Скорее спать, отдохнуть от тревог, сомнений и вопросов.
От Джубги до Туапсе восемьдесят с лишним вёрст ехал я на крестьянской телеге круглые сутки. Шёл дождь. Маленькие лошадки, высотой с телегу, плетутся шагом, семенят вынужденной рысью только под гору. Ночью стало холодно и темно. Стучат по шоссе колёса, а куда едем — ничего не видать. Дремлет кучер и, просыпаясь, кричит на лошадей испуганным и жалостным крестьянским голосом всегда одни и те же слова:
— Но-ка, вы, вперёд!
От этого повторения дорога кажется бесконечной.
В палатке на телеге тихо, можно даже зажечь свечу, почитать старую газету о войне, о подвигах, о великом волнении народов всего мира. Но вдали щёлкнул ружейный выстрел. Не по нашему ли странному, движущемуся в горах огню? Затушил свечу и дремлю, весь во власти явлений пережитого. И уже кажется, что это мне кто-то кричит испуганным и жалостным голосом: «Но-ка, вы, вперёд!» Я тороплюсь, делаю усилия бежать вперёд и просыпаюсь. Крякает от холода кучер. Слышит, что я не сплю, спрашивает:
— А как, по вашему, господин, победим мы этого немца али нет?
Говорю — непременно победим!
— Мне и сын с войны пишет, что победим. Вот тогда наше сердце будет весёлое…

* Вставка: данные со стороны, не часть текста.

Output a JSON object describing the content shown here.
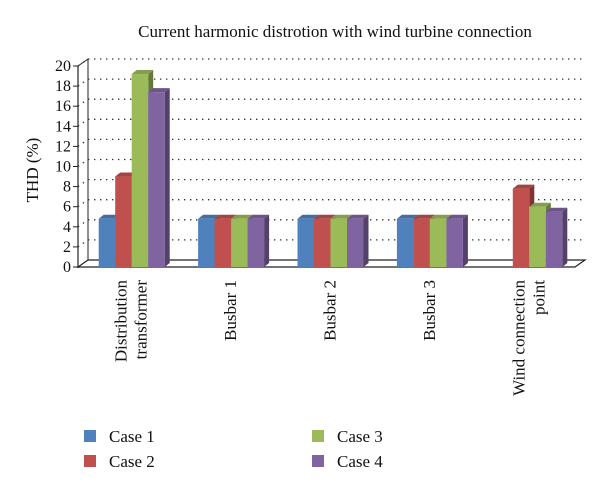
{
  "chart_data": {
    "type": "bar",
    "title": "Current harmonic distrotion with wind turbine connection",
    "xlabel": "",
    "ylabel": "THD (%)",
    "ylim": [
      0,
      20
    ],
    "yticks": [
      "0",
      "2",
      "4",
      "6",
      "8",
      "10",
      "12",
      "14",
      "16",
      "18",
      "20"
    ],
    "categories": [
      [
        "Distribution",
        "transformer"
      ],
      [
        "Busbar 1"
      ],
      [
        "Busbar 2"
      ],
      [
        "Busbar 3"
      ],
      [
        "Wind connection",
        "point"
      ]
    ],
    "series": [
      {
        "name": "Case 1",
        "color": "#4F81BD",
        "values": [
          4.8,
          4.8,
          4.8,
          4.8,
          0
        ]
      },
      {
        "name": "Case 2",
        "color": "#C0504D",
        "values": [
          9.0,
          4.8,
          4.8,
          4.8,
          7.8
        ]
      },
      {
        "name": "Case 3",
        "color": "#9BBB59",
        "values": [
          19.2,
          4.8,
          4.8,
          4.8,
          6.0
        ]
      },
      {
        "name": "Case 4",
        "color": "#8064A2",
        "values": [
          17.4,
          4.8,
          4.8,
          4.8,
          5.5
        ]
      }
    ],
    "grid": true,
    "legend_position": "bottom"
  }
}
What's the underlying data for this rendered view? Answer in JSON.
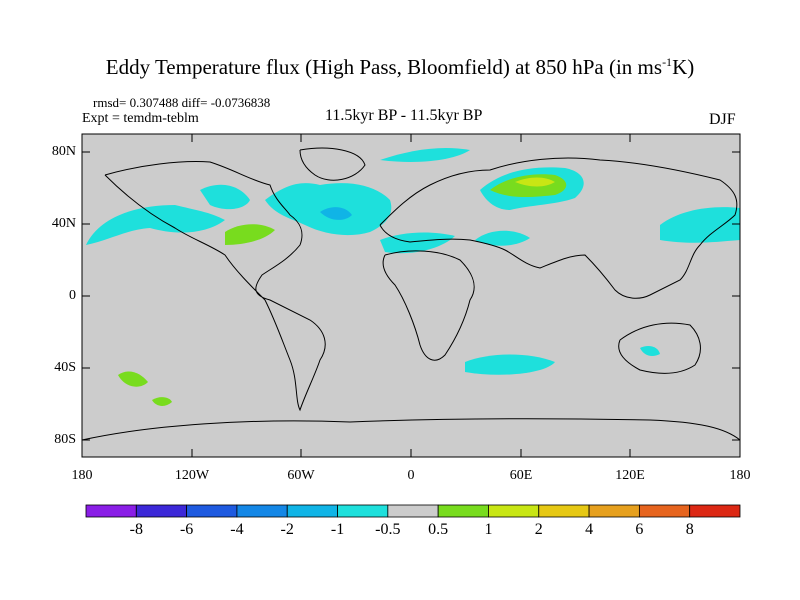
{
  "title": {
    "main": "Eddy Temperature flux (High Pass, Bloomfield) at 850 hPa (in ms",
    "superscript": "-1",
    "end": "K)"
  },
  "stats": "rmsd= 0.307488 diff= -0.0736838",
  "experiment": "Expt = temdm-teblm",
  "period": "11.5kyr BP - 11.5kyr BP",
  "season": "DJF",
  "axes": {
    "lat_labels": [
      "80N",
      "40N",
      "0",
      "40S",
      "80S"
    ],
    "lat_values": [
      80,
      40,
      0,
      -40,
      -80
    ],
    "lon_labels": [
      "180",
      "120W",
      "60W",
      "0",
      "60E",
      "120E",
      "180"
    ],
    "lon_values": [
      -180,
      -120,
      -60,
      0,
      60,
      120,
      180
    ],
    "lat_range": [
      -90,
      90
    ],
    "lon_range": [
      -180,
      180
    ]
  },
  "colorbar": {
    "labels": [
      "-8",
      "-6",
      "-4",
      "-2",
      "-1",
      "-0.5",
      "0.5",
      "1",
      "2",
      "4",
      "6",
      "8"
    ],
    "colors": [
      "#8a1ee6",
      "#3c28d8",
      "#1e5ae0",
      "#1487e6",
      "#10b4e6",
      "#1ee0dc",
      "#cccccc",
      "#78dc1e",
      "#c8e614",
      "#e6c814",
      "#e6a01e",
      "#e6641e",
      "#dc2814"
    ]
  },
  "colors": {
    "land_sea_background": "#cccccc",
    "coastline": "#000000"
  }
}
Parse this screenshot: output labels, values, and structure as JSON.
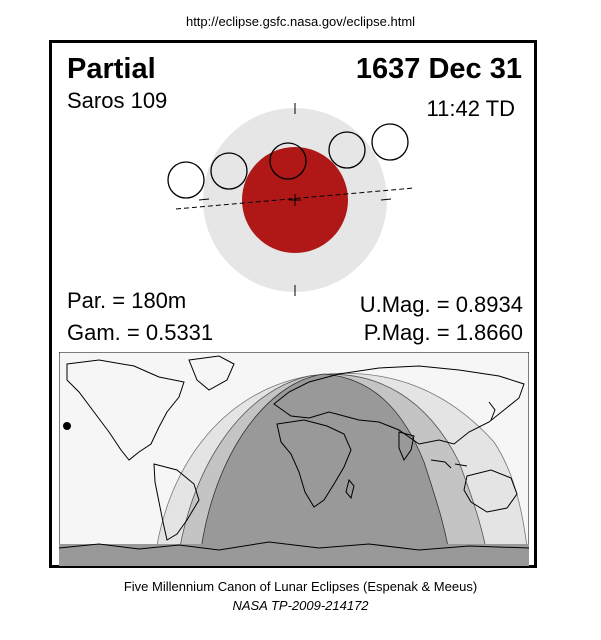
{
  "header": {
    "url": "http://eclipse.gsfc.nasa.gov/eclipse.html"
  },
  "eclipse": {
    "type": "Partial",
    "date": "1637 Dec 31",
    "saros": "Saros 109",
    "time": "11:42 TD",
    "partial_duration": "Par. = 180m",
    "gamma": "Gam. = 0.5331",
    "umbral_magnitude": "U.Mag. = 0.8934",
    "penumbral_magnitude": "P.Mag. = 1.8660"
  },
  "colors": {
    "penumbra": "#e6e6e6",
    "umbra": "#b01818",
    "map_visible": "#999999",
    "map_partial": "#bdbdbd",
    "map_penumbral": "#dcdcdc",
    "map_none": "#f6f6f6"
  },
  "footer": {
    "line1": "Five Millennium Canon of Lunar Eclipses (Espenak & Meeus)",
    "line2": "NASA TP-2009-214172"
  }
}
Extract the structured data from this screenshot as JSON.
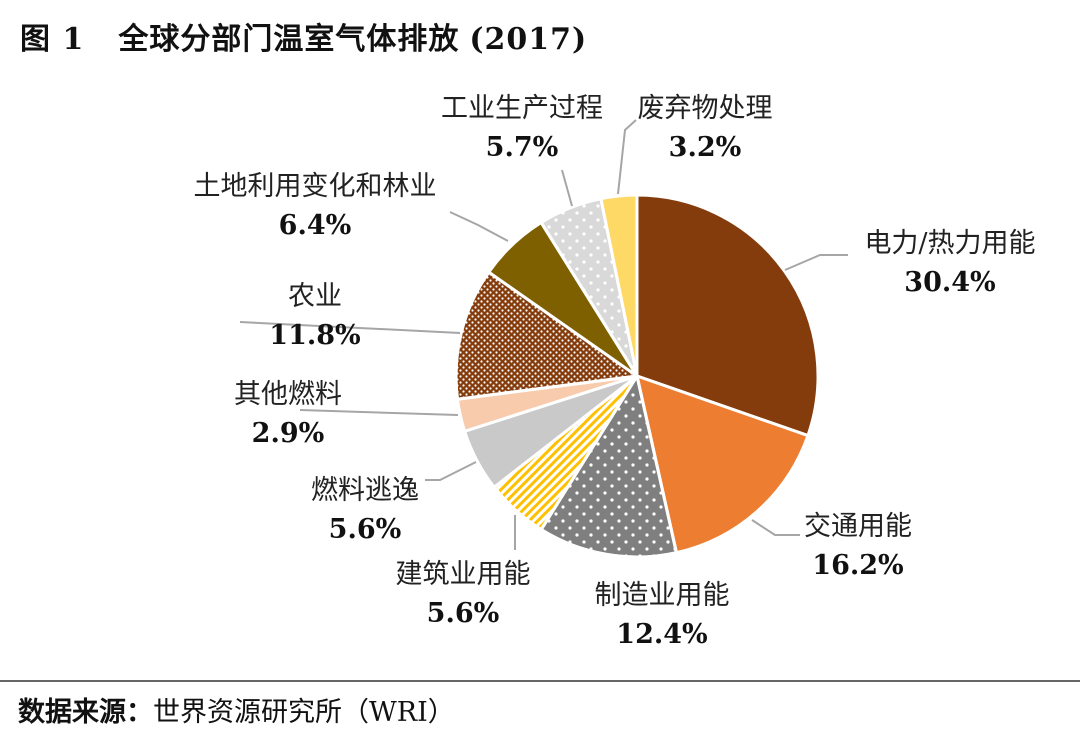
{
  "figure": {
    "number": "图 1",
    "title": "全球分部门温室气体排放",
    "year": "(2017)"
  },
  "source": {
    "label": "数据来源：",
    "text": "世界资源研究所（WRI）"
  },
  "chart_data": {
    "type": "pie",
    "start_angle_deg": 0,
    "direction": "clockwise",
    "slices": [
      {
        "name": "电力/热力用能",
        "value": 30.4,
        "label": "30.4%",
        "color": "#843C0C",
        "pattern": "none"
      },
      {
        "name": "交通用能",
        "value": 16.2,
        "label": "16.2%",
        "color": "#ED7D31",
        "pattern": "none"
      },
      {
        "name": "制造业用能",
        "value": 12.4,
        "label": "12.4%",
        "color": "#7F7F7F",
        "pattern": "white-dots"
      },
      {
        "name": "建筑业用能",
        "value": 5.6,
        "label": "5.6%",
        "color": "#FFC000",
        "pattern": "diagonal-stripes"
      },
      {
        "name": "燃料逃逸",
        "value": 5.6,
        "label": "5.6%",
        "color": "#C9C9C9",
        "pattern": "none"
      },
      {
        "name": "其他燃料",
        "value": 2.9,
        "label": "2.9%",
        "color": "#F8CBAD",
        "pattern": "none"
      },
      {
        "name": "农业",
        "value": 11.8,
        "label": "11.8%",
        "color": "#843C0C",
        "pattern": "white-dots-dense"
      },
      {
        "name": "土地利用变化和林业",
        "value": 6.4,
        "label": "6.4%",
        "color": "#7F6000",
        "pattern": "none"
      },
      {
        "name": "工业生产过程",
        "value": 5.7,
        "label": "5.7%",
        "color": "#D9D9D9",
        "pattern": "white-dots"
      },
      {
        "name": "废弃物处理",
        "value": 3.2,
        "label": "3.2%",
        "color": "#FFD966",
        "pattern": "none"
      }
    ]
  }
}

В Туапсе приехали десятого к полудню. Падал снег, и расстроенный нападением неприятеля городок выглядел неприветливо. Повреждений турецкие выстрелы причинили мало. Было на море большое волнение, и «Гамидие» не мог брать прицела, торопливо и беспорядочно разбрасывал снаряды по городу и окрестностям.
В «Метрополе» нельзя было останавливаться: холодно в номерах. Один снаряд попал в крышу гостиницы, разрушил часть задней стены и одну комнату третьего этажа, пробил потолок на второй этаж и ранил сестру милосердия, денщика и собаку.

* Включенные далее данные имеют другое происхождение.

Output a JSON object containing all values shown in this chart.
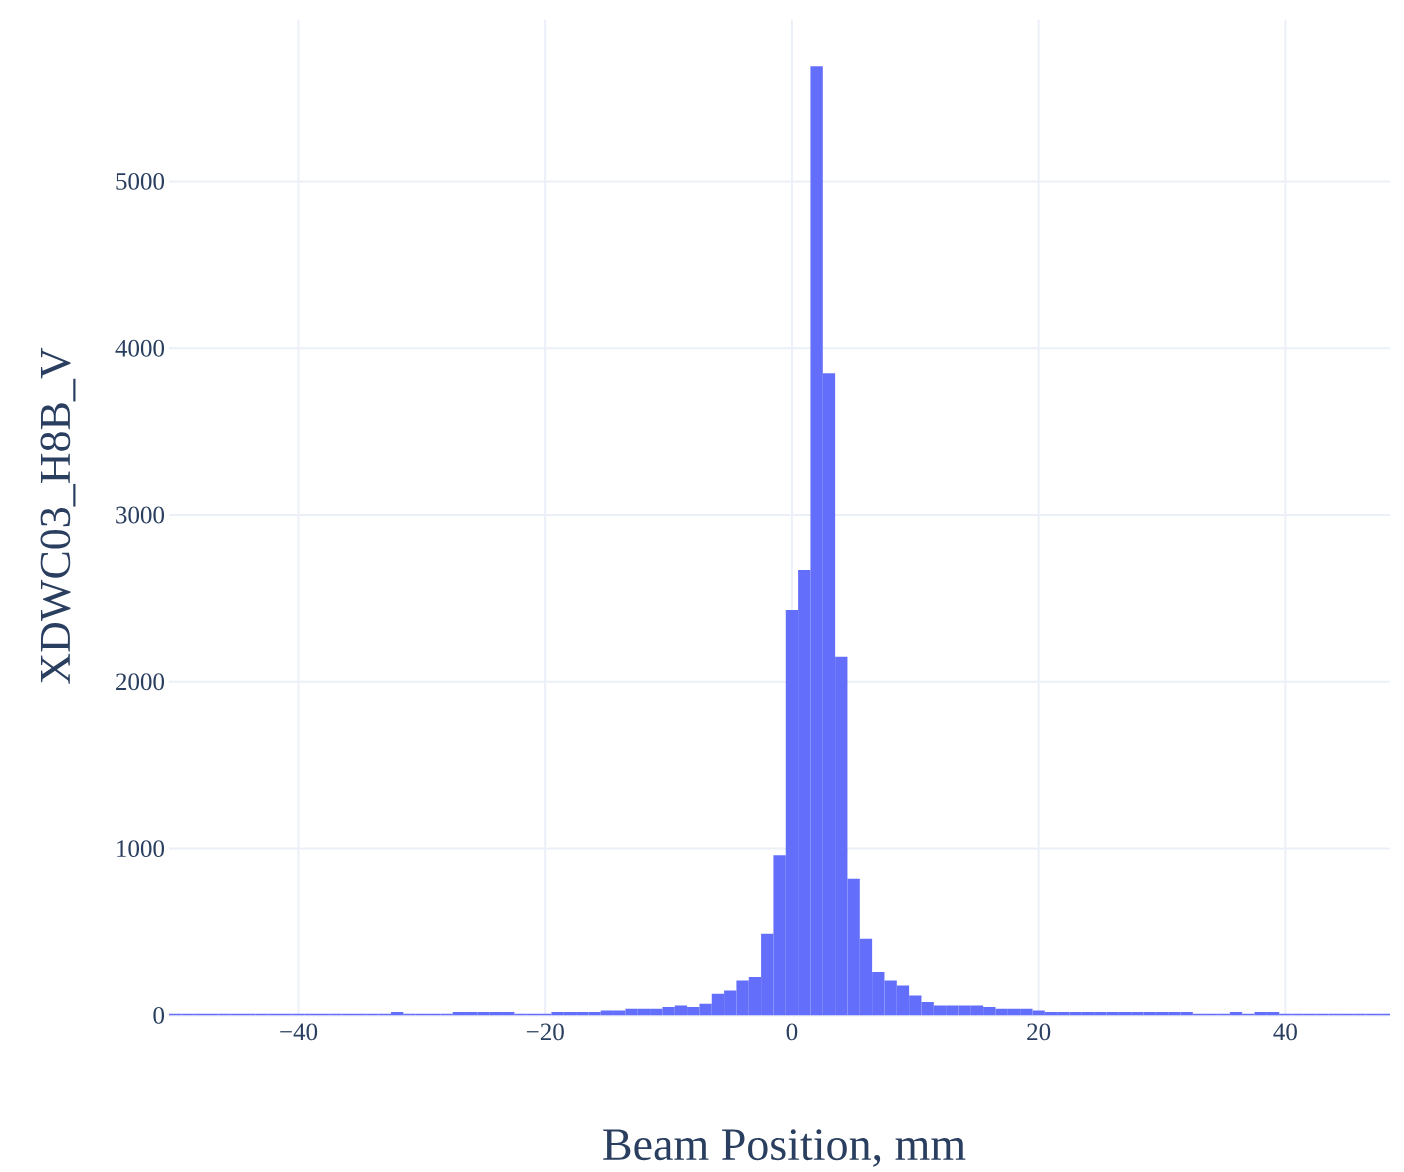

Остановился в «Европе» на самом берегу порта. Зелёное море, снежные берега. До самого горизонта перекатываются на просторе тяжёлые валы.
В Туапсе, конечно, только и разговоров, что о недавнем событии. Говорят, рассказывают и сами ещё не могут вполне поверить в то, что было.
— Своего ждали. Глядим — катит! Обрадовались. А он обернулся боком, да как бахнет! По улицам дзы-нь…
— Шашнадцать буша-ак! С одного боку шашнадцать, да с другого боку шашнадцать. Хах ты, Азия!
III
[править]Черноморское побережье Кавказа — природная крепость, у которой есть лишь несколько узких входов по линиям железных дорог и высоких перевалов. И даже слабая защита обеспечивает этой естественной твердыне полную неприступность. Особенно зимой. Вон они, белки гор! Совсем близко придвинулись к морю, спустились до зелени лесов. И ледники, и голые скалы покрылись вчерашним слоем чистейших снегов. От их сверкания белеют волны моря.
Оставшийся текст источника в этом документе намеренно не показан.